In this issue, too, Tynion begins revealing the conspiracy behind it all, what makes this really a Batman story though driven forward by stand-ins Jim and Barbara Gordon. In Tynion’s account, a cabal including government figures foreign and domestic offer whatever services bad actors can pay for, and often advertise their wares by setting loose their designer villains.
Not only, Tynion suggests, did members of the Network create Venom, and not only did they sell the Joker a cruise missile (see Death in the Family!), but they’ve also been responsible for a number of Batman’s foes, including having manipulated Bane himself behind the scenes. It’s a unified field theory of Batman’s life bigger even than the Court of Owls (and they’re here, too!), seeming as nigh unbelievable as it does perfectly obvious. Again, that Tynion puts together something this grandious without even Batman on the scene is even more impressive.
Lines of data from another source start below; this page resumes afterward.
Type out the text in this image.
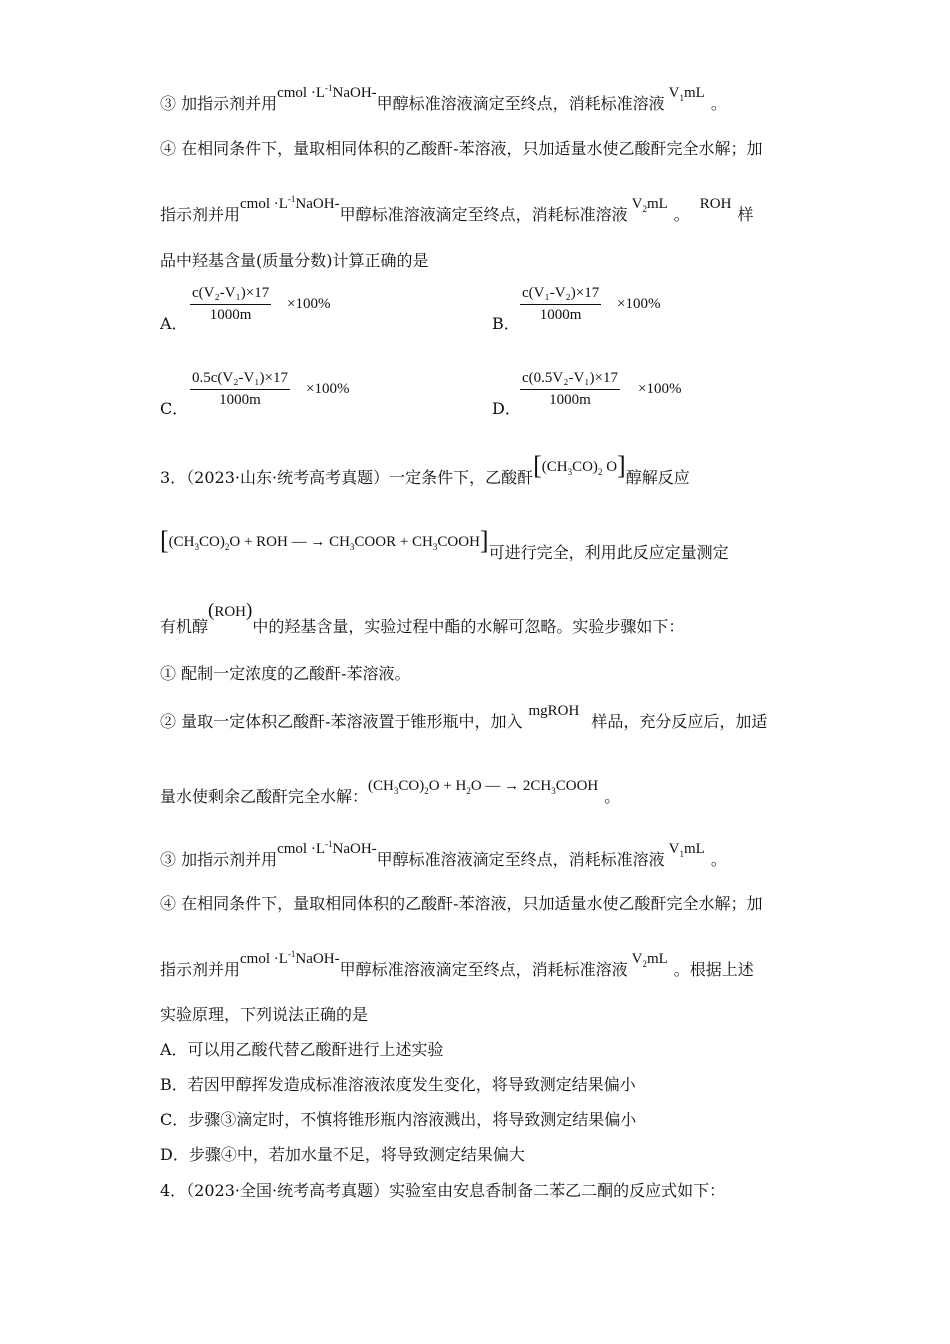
③ 加指示剂并用cmol $\cdot L^{-1}NaOH-$甲醇标准溶液滴定至终点，消耗标准溶液$V_1mL$。
④ 在相同条件下，量取相同体积的乙酸酐-苯溶液，只加适量水使乙酸酐完全水解；加
指示剂并用cmol $\cdot L^{-1}NaOH-$甲醇标准溶液滴定至终点，消耗标准溶液$V_2mL$。ROH样
品中羟基含量(质量分数)计算正确的是
A． $\frac{\text{c(V₂-V₁)×17}}{1000m} \times 100\%$
B． $\frac{\text{c(V₁-V₂)×17}}{1000m} \times 100\%$
C． $\frac{\text{0.5c(V₂-V₁)×17}}{1000m} \times 100\%$
D． $\frac{\text{c(0.5V₂-V₁)×17}}{1000m} \times 100\%$
3．（2023·山东·统考高考真题）一定条件下，乙酸酐[$(CH_3CO)_2$ O]醇解反应
[$(CH_3CO)_2O$ + ROH — → $CH_3COOR$ + $CH_3COOH$]可进行完全，利用此反应定量测定
有机醇(ROH)中的羟基含量，实验过程中酯的水解可忽略。实验步骤如下：
① 配制一定浓度的乙酸酐-苯溶液。
② 量取一定体积乙酸酐-苯溶液置于锥形瓶中，加入mgROH样品，充分反应后，加适
量水使剩余乙酸酐完全水解：$(CH_3CO)_2O + H_2O$ — → $2CH_3COOH$。
③ 加指示剂并用cmol $\cdot L^{-1}NaOH-$甲醇标准溶液滴定至终点，消耗标准溶液$V_1mL$。
④ 在相同条件下，量取相同体积的乙酸酐-苯溶液，只加适量水使乙酸酐完全水解；加
指示剂并用cmol $\cdot L^{-1}NaOH-$甲醇标准溶液滴定至终点，消耗标准溶液$V_2mL$。根据上述
实验原理，下列说法正确的是
A．可以用乙酸代替乙酸酐进行上述实验
B．若因甲醇挥发造成标准溶液浓度发生变化，将导致测定结果偏小
C．步骤③滴定时，不慎将锥形瓶内溶液溅出，将导致测定结果偏小
D．步骤④中，若加水量不足，将导致测定结果偏大
4．（2023·全国·统考高考真题）实验室由安息香制备二苯乙二酮的反应式如下：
Inasmuch as the Bat-family hasn’t happened to be the center of Tynion’s work, he does a nice job here with Barbara Gordon-as-Oracle and also with the Batgirls, particularly a moment where Stephanie Brown saves the day (I guess we also saw Tynion writing the Batgirls for a piece in Fear State). And as surprising as the references to Death in the Family and No Man’s Land are (which the book mistakenly attributes to Cataclysm), even more so is seeing Julia Pennyworth back again. Clearly Tynion is having fun with his Julia-as-Bond portrayal; I do wonder if, when Julia and Gordon inevitably collide, we’ll also get a Batman: Superheavy reference.
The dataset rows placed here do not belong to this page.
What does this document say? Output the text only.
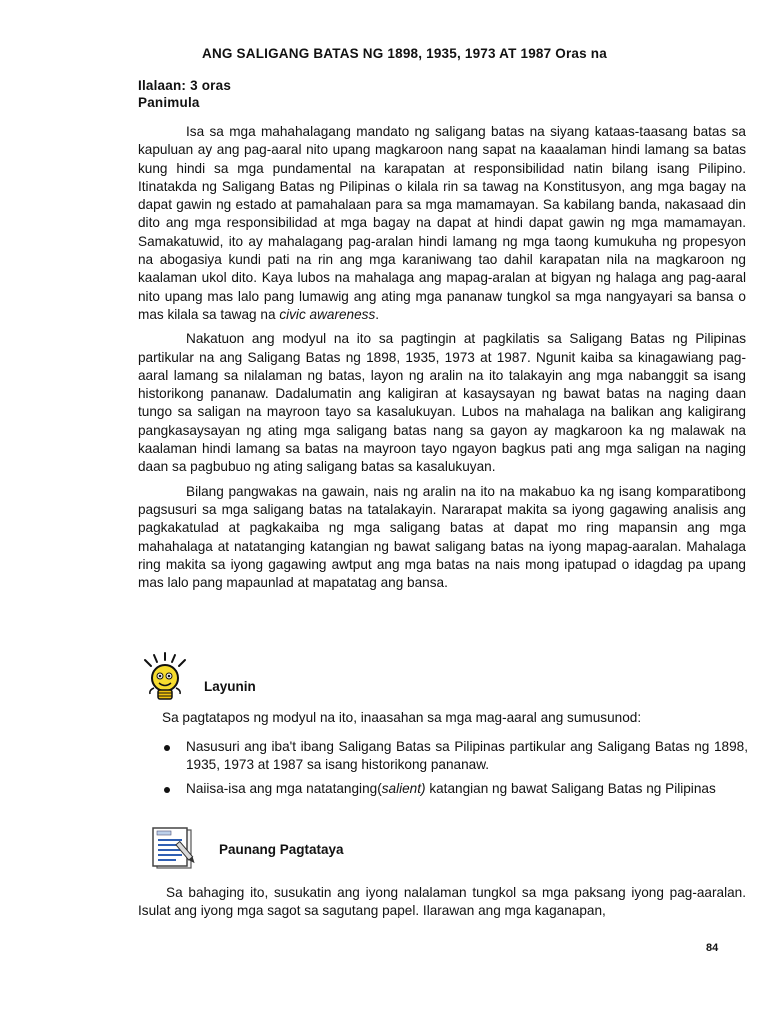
ANG SALIGANG BATAS NG 1898, 1935, 1973 AT 1987 Oras na
Ilalaan: 3 oras
Panimula

Isa sa mga mahahalagang mandato ng saligang batas na siyang kataas-taasang batas sa kapuluan ay ang pag-aaral nito upang magkaroon nang sapat na kaaalaman hindi lamang sa batas kung hindi sa mga pundamental na karapatan at responsibilidad natin bilang isang Pilipino. Itinatakda ng Saligang Batas ng Pilipinas o kilala rin sa tawag na Konstitusyon, ang mga bagay na dapat gawin ng estado at pamahalaan para sa mga mamamayan. Sa kabilang banda, nakasaad din dito ang mga responsibilidad at mga bagay na dapat at hindi dapat gawin ng mga mamamayan. Samakatuwid, ito ay mahalagang pag-aralan hindi lamang ng mga taong kumukuha ng propesyon na abogasiya kundi pati na rin ang mga karaniwang tao dahil karapatan nila na magkaroon ng kaalaman ukol dito. Kaya lubos na mahalaga ang mapag-aralan at bigyan ng halaga ang pag-aaral nito upang mas lalo pang lumawig ang ating mga pananaw tungkol sa mga nangyayari sa bansa o mas kilala sa tawag na civic awareness.

Nakatuon ang modyul na ito sa pagtingin at pagkilatis sa Saligang Batas ng Pilipinas partikular na ang Saligang Batas ng 1898, 1935, 1973 at 1987. Ngunit kaiba sa kinagawiang pag-aaral lamang sa nilalaman ng batas, layon ng aralin na ito talakayin ang mga nabanggit sa isang historikong pananaw. Dadalumatin ang kaligiran at kasaysayan ng bawat batas na naging daan tungo sa saligan na mayroon tayo sa kasalukuyan. Lubos na mahalaga na balikan ang kaligirang pangkasaysayan ng ating mga saligang batas nang sa gayon ay magkaroon ka ng malawak na kaalaman hindi lamang sa batas na mayroon tayo ngayon bagkus pati ang mga saligan na naging daan sa pagbubuo ng ating saligang batas sa kasalukuyan.

Bilang pangwakas na gawain, nais ng aralin na ito na makabuo ka ng isang komparatibong pagsusuri sa mga saligang batas na tatalakayin. Nararapat makita sa iyong gagawing analisis ang pagkakatulad at pagkakaiba ng mga saligang batas at dapat mo ring mapansin ang mga mahahalaga at natatanging katangian ng bawat saligang batas na iyong mapag-aaralan. Mahalaga ring makita sa iyong gagawing awtput ang mga batas na nais mong ipatupad o idagdag pa upang mas lalo pang mapaunlad at mapatatag ang bansa.

Layunin
Sa pagtatapos ng modyul na ito, inaasahan sa mga mag-aaral ang sumusunod:
Nasusuri ang iba't ibang Saligang Batas sa Pilipinas partikular ang Saligang Batas ng 1898, 1935, 1973 at 1987 sa isang historikong pananaw.
Naiisa-isa ang mga natatanging(salient) katangian ng bawat Saligang Batas ng Pilipinas
Paunang Pagtataya

Sa bahaging ito, susukatin ang iyong nalalaman tungkol sa mga paksang iyong pag-aaralan. Isulat ang iyong mga sagot sa sagutang papel. Ilarawan ang mga kaganapan,

84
Tynion and Matthew Rosenberg’s annual steps away from the present (just as the last issue of Joker Vol. 1 did, and drawn again by Francesco Francavilla) for a story of Gordon’s early days in Gotham. The Joker is here, tricking Gordon into supplying him some henchmen, but for the number of pages the authors have to work with, the Joker’s part is relatively small.
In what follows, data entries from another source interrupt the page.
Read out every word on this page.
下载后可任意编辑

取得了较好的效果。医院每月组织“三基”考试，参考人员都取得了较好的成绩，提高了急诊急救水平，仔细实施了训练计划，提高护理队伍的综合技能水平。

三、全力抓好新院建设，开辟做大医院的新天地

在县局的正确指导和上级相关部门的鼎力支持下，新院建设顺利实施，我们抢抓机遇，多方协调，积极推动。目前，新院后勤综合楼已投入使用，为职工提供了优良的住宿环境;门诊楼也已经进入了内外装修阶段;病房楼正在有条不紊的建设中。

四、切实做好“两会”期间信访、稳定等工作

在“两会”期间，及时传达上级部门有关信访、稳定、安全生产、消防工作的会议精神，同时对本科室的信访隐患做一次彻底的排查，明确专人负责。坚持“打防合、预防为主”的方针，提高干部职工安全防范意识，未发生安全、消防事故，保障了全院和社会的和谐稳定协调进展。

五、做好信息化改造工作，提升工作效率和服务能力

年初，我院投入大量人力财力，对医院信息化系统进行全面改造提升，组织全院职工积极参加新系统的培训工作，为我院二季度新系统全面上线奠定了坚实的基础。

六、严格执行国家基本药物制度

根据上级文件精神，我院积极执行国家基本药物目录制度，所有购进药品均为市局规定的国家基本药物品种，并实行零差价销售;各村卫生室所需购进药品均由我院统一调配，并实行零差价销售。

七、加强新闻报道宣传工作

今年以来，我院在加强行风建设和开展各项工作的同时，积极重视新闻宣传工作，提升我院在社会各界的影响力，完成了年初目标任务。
To that end, among a variety of the same, I count at least eight pages of Gordon going around with various GCPD officers about office politics, what again very much feels like the good old days of Gotham Central. I do wonder if these side stories will eventually tie into the main or if they’re simply meant as side stories; to have them disconnected seems mildly wasteful to me, but at the same time, I’d read a whole series of Gordon arguing with Harvey Bullock about which cops to trust and which to fire.
3.5
Rating
Again, it’s legitimate to read Joker Vol. 2 as a book where nothing happens — most of the “action” takes place in the form of stories, and Gordon perhaps moves from place to place more unconscious or in captivity than under his own power. For that reason, that Joker Vol. 2 is such a compelling read is all the more admirable, a feat of horror and detective fiction. I’m eager for the next volume, sorry it’s James Tynion’s last, but hopefully Matthew Rosenberg’s work with him on this will carry over to the series that follows.